Аркадина (садясь за стол):

— Фуй, я испугалась. Это мне напомнило, как… (Закрывает лицо руками.) Даже в глазах потемнело…

Дорн (перелистывая журнал, Тригорину):

— Тут месяца два назад была напечатана одна статья… письмо из Америки, и я хотел вас спросить, между прочим… (берет Тригорина за талию и отводит к рампе) так как я очень интересуюсь этим вопросом… (Тоном ниже, вполголоса.) Уведите отсюда куда-нибудь Ирину Николаевну. Дело в том, что Константин Григорьевич застрелился…
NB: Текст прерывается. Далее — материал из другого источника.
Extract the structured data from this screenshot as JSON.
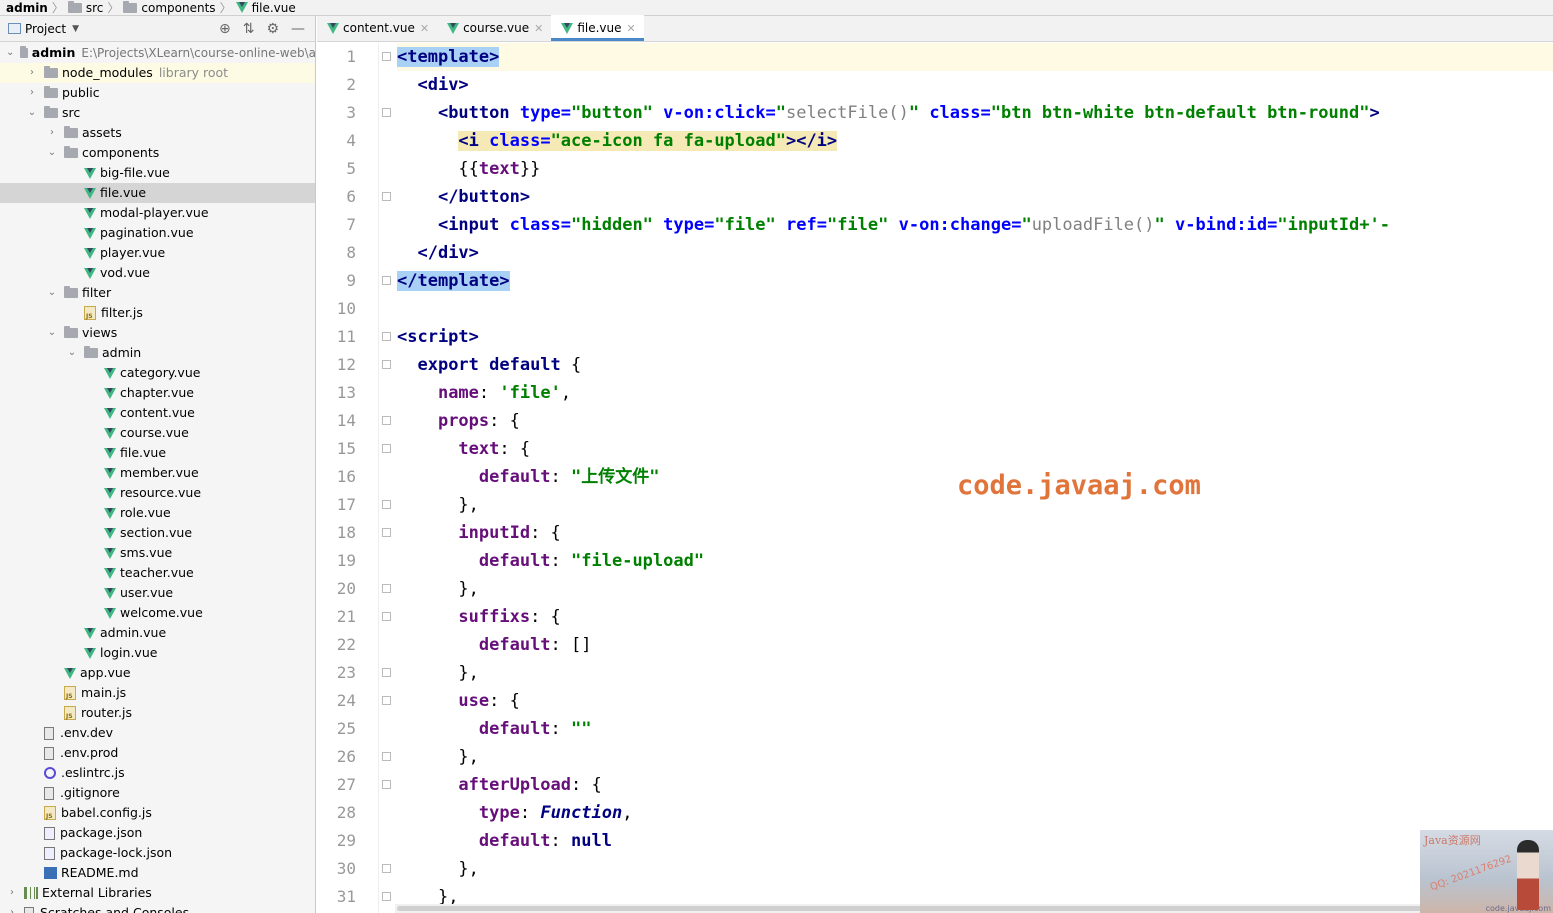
{
  "breadcrumb": [
    "admin",
    "src",
    "components",
    "file.vue"
  ],
  "project_panel": {
    "title": "Project",
    "tree": [
      {
        "label": "admin",
        "path": "E:\\Projects\\XLearn\\course-online-web\\a",
        "type": "folder",
        "depth": 0,
        "open": true,
        "bold": true
      },
      {
        "label": "node_modules",
        "extra": "library root",
        "type": "folder",
        "depth": 1,
        "open": false,
        "highlight": true
      },
      {
        "label": "public",
        "type": "folder",
        "depth": 1,
        "open": false
      },
      {
        "label": "src",
        "type": "folder",
        "depth": 1,
        "open": true
      },
      {
        "label": "assets",
        "type": "folder",
        "depth": 2,
        "open": false
      },
      {
        "label": "components",
        "type": "folder",
        "depth": 2,
        "open": true
      },
      {
        "label": "big-file.vue",
        "type": "vue",
        "depth": 3
      },
      {
        "label": "file.vue",
        "type": "vue",
        "depth": 3,
        "selected": true
      },
      {
        "label": "modal-player.vue",
        "type": "vue",
        "depth": 3
      },
      {
        "label": "pagination.vue",
        "type": "vue",
        "depth": 3
      },
      {
        "label": "player.vue",
        "type": "vue",
        "depth": 3
      },
      {
        "label": "vod.vue",
        "type": "vue",
        "depth": 3
      },
      {
        "label": "filter",
        "type": "folder",
        "depth": 2,
        "open": true
      },
      {
        "label": "filter.js",
        "type": "js",
        "depth": 3
      },
      {
        "label": "views",
        "type": "folder",
        "depth": 2,
        "open": true
      },
      {
        "label": "admin",
        "type": "folder",
        "depth": 3,
        "open": true
      },
      {
        "label": "category.vue",
        "type": "vue",
        "depth": 4
      },
      {
        "label": "chapter.vue",
        "type": "vue",
        "depth": 4
      },
      {
        "label": "content.vue",
        "type": "vue",
        "depth": 4
      },
      {
        "label": "course.vue",
        "type": "vue",
        "depth": 4
      },
      {
        "label": "file.vue",
        "type": "vue",
        "depth": 4
      },
      {
        "label": "member.vue",
        "type": "vue",
        "depth": 4
      },
      {
        "label": "resource.vue",
        "type": "vue",
        "depth": 4
      },
      {
        "label": "role.vue",
        "type": "vue",
        "depth": 4
      },
      {
        "label": "section.vue",
        "type": "vue",
        "depth": 4
      },
      {
        "label": "sms.vue",
        "type": "vue",
        "depth": 4
      },
      {
        "label": "teacher.vue",
        "type": "vue",
        "depth": 4
      },
      {
        "label": "user.vue",
        "type": "vue",
        "depth": 4
      },
      {
        "label": "welcome.vue",
        "type": "vue",
        "depth": 4
      },
      {
        "label": "admin.vue",
        "type": "vue",
        "depth": 3
      },
      {
        "label": "login.vue",
        "type": "vue",
        "depth": 3
      },
      {
        "label": "app.vue",
        "type": "vue",
        "depth": 2
      },
      {
        "label": "main.js",
        "type": "js",
        "depth": 2
      },
      {
        "label": "router.js",
        "type": "js",
        "depth": 2
      },
      {
        "label": ".env.dev",
        "type": "file",
        "depth": 1
      },
      {
        "label": ".env.prod",
        "type": "file",
        "depth": 1
      },
      {
        "label": ".eslintrc.js",
        "type": "eslint",
        "depth": 1
      },
      {
        "label": ".gitignore",
        "type": "file",
        "depth": 1
      },
      {
        "label": "babel.config.js",
        "type": "js",
        "depth": 1
      },
      {
        "label": "package.json",
        "type": "json",
        "depth": 1
      },
      {
        "label": "package-lock.json",
        "type": "json",
        "depth": 1
      },
      {
        "label": "README.md",
        "type": "md",
        "depth": 1
      },
      {
        "label": "External Libraries",
        "type": "lib",
        "depth": 0,
        "open": false
      },
      {
        "label": "Scratches and Consoles",
        "type": "scratch",
        "depth": 0,
        "open": false
      }
    ]
  },
  "tabs": [
    {
      "label": "content.vue",
      "active": false
    },
    {
      "label": "course.vue",
      "active": false
    },
    {
      "label": "file.vue",
      "active": true
    }
  ],
  "code_lines": [
    [
      [
        "<",
        "tag tpl-hl"
      ],
      [
        "template",
        "tag tpl-hl"
      ],
      [
        ">",
        "tag tpl-hl"
      ]
    ],
    [
      [
        "  ",
        ""
      ],
      [
        "<div>",
        "tag"
      ]
    ],
    [
      [
        "    ",
        ""
      ],
      [
        "<button ",
        "tag"
      ],
      [
        "type=",
        "attr"
      ],
      [
        "\"button\"",
        "str"
      ],
      [
        " v-on:click=",
        "attr"
      ],
      [
        "\"",
        "str"
      ],
      [
        "selectFile()",
        "fn"
      ],
      [
        "\"",
        "str"
      ],
      [
        " class=",
        "attr"
      ],
      [
        "\"btn btn-white btn-default btn-round\"",
        "str"
      ],
      [
        ">",
        "tag"
      ]
    ],
    [
      [
        "      ",
        ""
      ],
      [
        "<i ",
        "tag i-hl"
      ],
      [
        "class=",
        "attr i-hl"
      ],
      [
        "\"ace-icon fa fa-upload\"",
        "str i-hl"
      ],
      [
        "></i>",
        "tag i-hl"
      ]
    ],
    [
      [
        "      ",
        ""
      ],
      [
        "{{",
        ""
      ],
      [
        "text",
        "prop"
      ],
      [
        "}}",
        ""
      ]
    ],
    [
      [
        "    ",
        ""
      ],
      [
        "</button>",
        "tag"
      ]
    ],
    [
      [
        "    ",
        ""
      ],
      [
        "<input ",
        "tag"
      ],
      [
        "class=",
        "attr"
      ],
      [
        "\"hidden\"",
        "str"
      ],
      [
        " type=",
        "attr"
      ],
      [
        "\"file\"",
        "str"
      ],
      [
        " ref=",
        "attr"
      ],
      [
        "\"file\"",
        "str"
      ],
      [
        " v-on:change=",
        "attr"
      ],
      [
        "\"",
        "str"
      ],
      [
        "uploadFile()",
        "fn"
      ],
      [
        "\"",
        "str"
      ],
      [
        " v-bind:id=",
        "attr"
      ],
      [
        "\"inputId+'-",
        "str"
      ]
    ],
    [
      [
        "  ",
        ""
      ],
      [
        "</div>",
        "tag"
      ]
    ],
    [
      [
        "</",
        "tag tpl-hl"
      ],
      [
        "template",
        "tag tpl-hl"
      ],
      [
        ">",
        "tag tpl-hl"
      ]
    ],
    [
      [
        "",
        ""
      ]
    ],
    [
      [
        "<script>",
        "tag"
      ]
    ],
    [
      [
        "  ",
        ""
      ],
      [
        "export default",
        "kw"
      ],
      [
        " {",
        ""
      ]
    ],
    [
      [
        "    ",
        ""
      ],
      [
        "name",
        "prop"
      ],
      [
        ": ",
        ""
      ],
      [
        "'file'",
        "str"
      ],
      [
        ",",
        ""
      ]
    ],
    [
      [
        "    ",
        ""
      ],
      [
        "props",
        "prop"
      ],
      [
        ": {",
        ""
      ]
    ],
    [
      [
        "      ",
        ""
      ],
      [
        "text",
        "prop"
      ],
      [
        ": {",
        ""
      ]
    ],
    [
      [
        "        ",
        ""
      ],
      [
        "default",
        "prop"
      ],
      [
        ": ",
        ""
      ],
      [
        "\"上传文件\"",
        "str"
      ]
    ],
    [
      [
        "      ",
        ""
      ],
      [
        "},",
        ""
      ]
    ],
    [
      [
        "      ",
        ""
      ],
      [
        "inputId",
        "prop"
      ],
      [
        ": {",
        ""
      ]
    ],
    [
      [
        "        ",
        ""
      ],
      [
        "default",
        "prop"
      ],
      [
        ": ",
        ""
      ],
      [
        "\"file-upload\"",
        "str"
      ]
    ],
    [
      [
        "      ",
        ""
      ],
      [
        "},",
        ""
      ]
    ],
    [
      [
        "      ",
        ""
      ],
      [
        "suffixs",
        "prop"
      ],
      [
        ": {",
        ""
      ]
    ],
    [
      [
        "        ",
        ""
      ],
      [
        "default",
        "prop"
      ],
      [
        ": []",
        ""
      ]
    ],
    [
      [
        "      ",
        ""
      ],
      [
        "},",
        ""
      ]
    ],
    [
      [
        "      ",
        ""
      ],
      [
        "use",
        "prop"
      ],
      [
        ": {",
        ""
      ]
    ],
    [
      [
        "        ",
        ""
      ],
      [
        "default",
        "prop"
      ],
      [
        ": ",
        ""
      ],
      [
        "\"\"",
        "str"
      ]
    ],
    [
      [
        "      ",
        ""
      ],
      [
        "},",
        ""
      ]
    ],
    [
      [
        "      ",
        ""
      ],
      [
        "afterUpload",
        "prop"
      ],
      [
        ": {",
        ""
      ]
    ],
    [
      [
        "        ",
        ""
      ],
      [
        "type",
        "prop"
      ],
      [
        ": ",
        ""
      ],
      [
        "Function",
        "ital"
      ],
      [
        ",",
        ""
      ]
    ],
    [
      [
        "        ",
        ""
      ],
      [
        "default",
        "prop"
      ],
      [
        ": ",
        ""
      ],
      [
        "null",
        "kw"
      ]
    ],
    [
      [
        "      ",
        ""
      ],
      [
        "},",
        ""
      ]
    ],
    [
      [
        "    ",
        ""
      ],
      [
        "},",
        ""
      ]
    ]
  ],
  "line_numbers": [
    "1",
    "2",
    "3",
    "4",
    "5",
    "6",
    "7",
    "8",
    "9",
    "10",
    "11",
    "12",
    "13",
    "14",
    "15",
    "16",
    "17",
    "18",
    "19",
    "20",
    "21",
    "22",
    "23",
    "24",
    "25",
    "26",
    "27",
    "28",
    "29",
    "30",
    "31"
  ],
  "watermark": "code.javaaj.com",
  "corner_stamp": {
    "title": "Java资源网",
    "qq": "QQ: 2021176292",
    "site": "code.javaaj.com"
  }
}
Остается чувство тоски, щемящей жалости к молодому, умному, чистому юноше, так мало прожившему, не обретшему цели в жизни, не осознавшему ее смысла… Но чтобы кто-нибудь из его молодых современников, посмотрев спектакль по чеховской пьесе, надумал стреляться?! Такое трудно представить. Задуматься — да, сочувствовать, сопереживать — безусловно, пересмотреть свою жизнь, по-другому оценить свои поступки… но только не подражать.



Какова же эстетическая аура самоубийства Треплева? Какой реакции ждал от нас Чехов, заканчивая пьесу самоубийством героя? Как он сам определил жанр пьесы? Перелистываем страницы к началу и читаем: «Чайка. Комедия в четырех действиях»…

Может возникнуть впечатление, что, анализируя самоубийства литературных героев, мы отдаляемся от жизни, где все «не совсем так, как на сцене и в книгах», не столь ярко, не так явно. Но нет, скорее жизнь иной раз складывает сюжеты, которые, будь они описаны в романе, показались бы слишком замысловатыми, даже надуманными.

Вспомним, что такие пьесы Л. Толстого, как «Живой труп» и «Власть тьмы», созданы по мотивам истинных происшествий, описанных в газетах в разделе судебной хроники.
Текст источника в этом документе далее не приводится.